We regrouped at the next junction—reinforced door ahead, catwalks above, rear covered. Niko took that job. Sully watched the high angles. I checked my rifle. Then my watch. Still within the op window, but the margin had thinned to paper.
Movement flickered at the far end of the hall. Another guard. Alone. Walking without fear, without urgency. He hadn’t seen us. His posture was loose. Relaxed.
I stepped into the open, weapon raised. He hesitated, which is exactly what I intended by showing myself. He grabbed for his weapon, but way too slow. I fired once. The silenced shot snapped like punctuation. He dropped mid-motion, mouth still open, fingers still stretching.
I exhaled, counted the breath without thinking, then turned back to my team and nodded. “Move.”

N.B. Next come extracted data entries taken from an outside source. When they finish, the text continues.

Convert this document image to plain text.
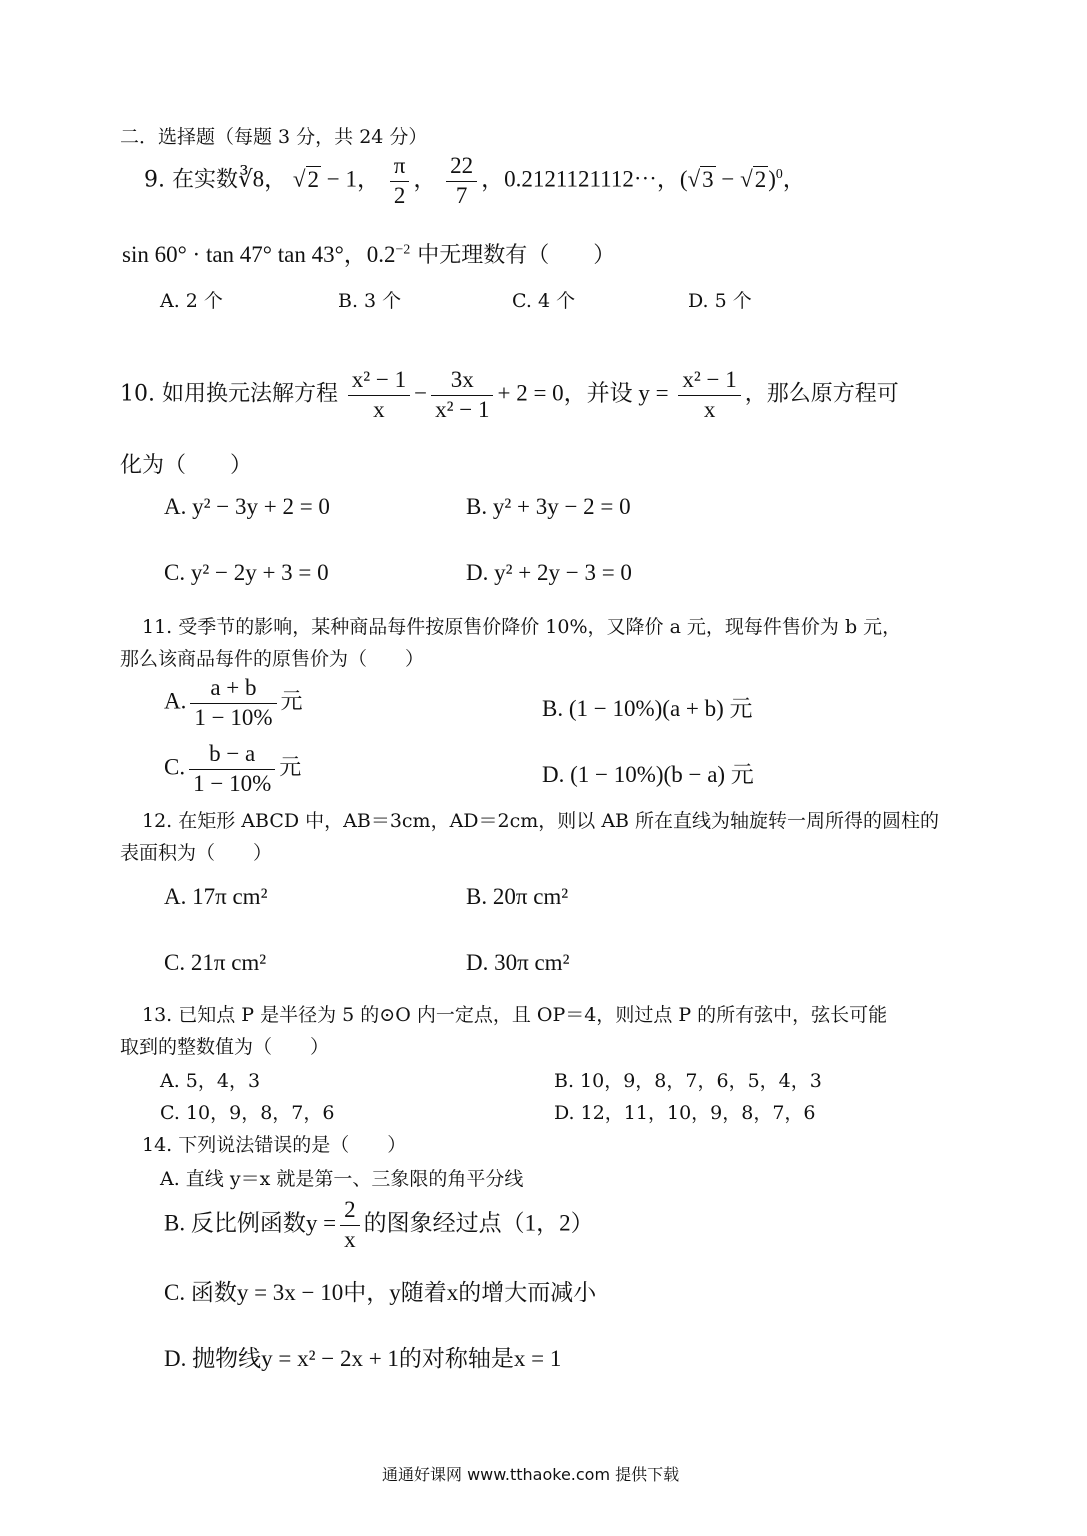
二．选择题（每题 3 分，共 24 分）
9. 在实数∛8， √2 − 1， $\frac{\pi}{2}$ ， $\frac{22}{7}$ ，0.2121121112⋯，$(√3 - √2)^0$，
sin 60° · tan 47° tan 43°，$0.2^{-2}$ 中无理数有（　　）
A. 2 个	B. 3 个	C. 4 个	D. 5 个
10. 如用换元法解方程 $\frac{\text{x² − 1}}{x} - \frac{3x}{\text{x² − 1}} + 2 = 0$，并设 $y = \frac{\text{x² − 1}}{x}$ ，那么原方程可
化为（　　）
A. y² − 3y + 2 = 0	B. y² + 3y − 2 = 0
C. y² − 2y + 3 = 0	D. y² + 2y − 3 = 0
11. 受季节的影响，某种商品每件按原售价降价 10%，又降价 a 元，现每件售价为 b 元，
那么该商品每件的原售价为（　　）
A. $\frac{a + b}{1 - 10\%}$ 元	B. (1 − 10%)(a + b) 元
C. $\frac{b - a}{1 - 10\%}$ 元	D. (1 − 10%)(b − a) 元
12. 在矩形 ABCD 中，AB＝3cm，AD＝2cm，则以 AB 所在直线为轴旋转一周所得的圆柱的
表面积为（　　）
A. 17π cm²	B. 20π cm²
C. 21π cm²	D. 30π cm²
13. 已知点 P 是半径为 5 的⊙O 内一定点，且 OP＝4，则过点 P 的所有弦中，弦长可能
取到的整数值为（　　）
A. 5，4，3	B. 10，9，8，7，6，5，4，3
C. 10，9，8，7，6	D. 12，11，10，9，8，7，6
14. 下列说法错误的是（　　）
A. 直线 y＝x 就是第一、三象限的角平分线
B. 反比例函数$y = \frac{2}{x}$ 的图象经过点（1，2）
C. 函数y = 3x − 10中，y随着x的增大而减小
D. 抛物线y = x² − 2x + 1的对称轴是x = 1
通通好课网 www.tthaoke.com 提供下载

The next room smelled of old tobacco and even older sweat. The kind that clings to the skin after too many hours in a chair. I signaled a halt with two fingers, pressed low. Carrick slid ahead, rifle already up. Through the sliver of an open door, we sawthem—three men around a folding table, cards in hand, bottles glistening on the floor beside their boots. Laughter, low and tired. One had his rifle leaned against the wall, too far to reach without drawing attention. The others hadn’t even bothered. Complacency had made them soft. It wouldn’t save them now.
I counted their rhythms. One lifted a drink. One rubbed his forehead. One looked down at his cards. I gave a nod.
Carrick moved first. Two clean shots before the first bottle hit the floor. The men barely twitched before they dropped. Nikolai was right behind, sweeping left and catching a fourth guard in the corner. The man had been reaching, probably for the radio on his belt. Niko didn’t give him the chance. One shot through the jaw. Instant silence.
We swept in, quick and surgical. No shouting. No hesitation. Just boots and breath and the practiced silence of men who’d done this too many times to count. I moved to the table and checked for documents, nothing worth keeping. A map, outdated and smudged with thumbprints. Crumbs. But in this kind of war, crumbs mattered. I snapped a picture of the layout, just in case.